A friend asked me the other day if it’s getting easier yet.  That question surprised me, because most people familiar with this situation tell me that it gradually gets harder, and I frequently here that the 6 month and one year marks are pretty tough, which makes sense, because early on, we were almost like on vacation; I haven’t been away from my familiarity and people for that long yet, etc.  Plus, it is now the Christmas holidays, which typically makes anyone away from home struggle and miss people and home.  She asked me if I’ve realized that everything is pretty much the same here.  That really surprised me and I said that actually everything is different and that’s where the difficulty lies—absolutely every little thing is just different enough to make it confusing, or harder.  She and her husband were shocked and said they were under the impression that Australia is completely Americanized and “we” have shaped everything that they have here.  I have heard many similar comments, in worried tones—“This blah blah blah—is American, isn’t it?  That…..is from America.”  I said to them “I know.  It seems a lot of people here feel that way, but you shouldn’t worry, because you’re nothing like America.  You’re completely Australian and no one would be able to say any differently.”  They were pretty stunned. 

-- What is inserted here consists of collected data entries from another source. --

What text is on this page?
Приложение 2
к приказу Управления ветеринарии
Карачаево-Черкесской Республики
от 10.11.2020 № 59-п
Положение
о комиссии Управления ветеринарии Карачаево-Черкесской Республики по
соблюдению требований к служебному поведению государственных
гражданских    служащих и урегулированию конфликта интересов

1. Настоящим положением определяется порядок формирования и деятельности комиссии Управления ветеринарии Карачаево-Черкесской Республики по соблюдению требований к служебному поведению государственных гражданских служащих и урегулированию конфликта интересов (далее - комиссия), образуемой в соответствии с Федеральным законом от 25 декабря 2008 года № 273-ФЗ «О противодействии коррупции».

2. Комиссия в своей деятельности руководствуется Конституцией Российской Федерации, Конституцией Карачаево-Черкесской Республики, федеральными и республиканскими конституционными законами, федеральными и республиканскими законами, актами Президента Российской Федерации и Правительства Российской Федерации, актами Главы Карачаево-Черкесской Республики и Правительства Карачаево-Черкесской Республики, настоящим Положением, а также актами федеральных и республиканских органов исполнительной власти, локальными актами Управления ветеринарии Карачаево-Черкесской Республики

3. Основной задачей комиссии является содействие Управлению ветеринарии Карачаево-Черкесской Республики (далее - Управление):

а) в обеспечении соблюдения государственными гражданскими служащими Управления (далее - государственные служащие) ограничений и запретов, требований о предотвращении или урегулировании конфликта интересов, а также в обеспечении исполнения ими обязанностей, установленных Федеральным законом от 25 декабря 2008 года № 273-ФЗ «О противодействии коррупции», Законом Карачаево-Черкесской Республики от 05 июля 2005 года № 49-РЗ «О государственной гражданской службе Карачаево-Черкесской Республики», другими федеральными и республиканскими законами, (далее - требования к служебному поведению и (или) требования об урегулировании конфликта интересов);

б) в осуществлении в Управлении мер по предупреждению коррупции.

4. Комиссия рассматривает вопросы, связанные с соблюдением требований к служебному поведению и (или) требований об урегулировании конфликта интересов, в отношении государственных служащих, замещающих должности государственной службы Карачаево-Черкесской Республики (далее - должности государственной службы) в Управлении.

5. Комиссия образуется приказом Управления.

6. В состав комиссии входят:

Also, I’ve said this before, but it continues to be a tough adjustment for me.  Americans get a bad rap for diet, but Boulder hands down eats much better than this area of Australia.  It is tough to generalize a country as large and diverse as the U.S. just as it is with a country as vast as Australia.  I am appalled by other people’s diets pretty much any time I leave Boulder and this “trip” is no different.

Another weird finding—racism here seems to be alive and well.  Especially among older “Christian” people.  I have been blown away by some comments I have heard that would not be tolerated in any public setting in the U.S.  Last week at church, the very sweet, elderly reverend was giving a sermon and talked about his experience at a Jewish synagogue.  He referenced the “skull caps” they were wearing, and then gave an impression of the “Hebrew gibberish” they were saying.  OMG!  He DID NOT just say that—in church!!  Yes, he did!  Then yesterday an older woman was talking to me about our upcoming move and Steve’s job.  She told me that her son teaches in the outback and is having some stress-related health problems because the job is so tough.  She said “Well he’s teaching Aboriginal children.  That’s like beating your head against a wall.  You can’t teach them anything.”  WHAT?!!!!

Wow, I really digressed.  I have an entire list now of words and phrases to compare, but…another time.   And I almost forgot the big news of the day—aside from our visit to Santa at the shopping centre this morning, where BOTH boys sat happily on his lap (Amazing!  I think the big brother influence truly helps Zach because that was a major shock.  It’s also the first time Drew has ever gone willingly to him—he’s heard so much about him this year that he really psyched himself up for the visit), the Australian government has officially deemed me worthy of holding a paying job, as of the 21st.  We’ll see where that leads—I am enjoying being at home much more than I ever thought I would.  However, we definitely need the income, but hope I won’t have to work more than 8-15 hours a week—AFTER we get moved and settled (sometime this spring, or is it fall?).  Merry Christmas!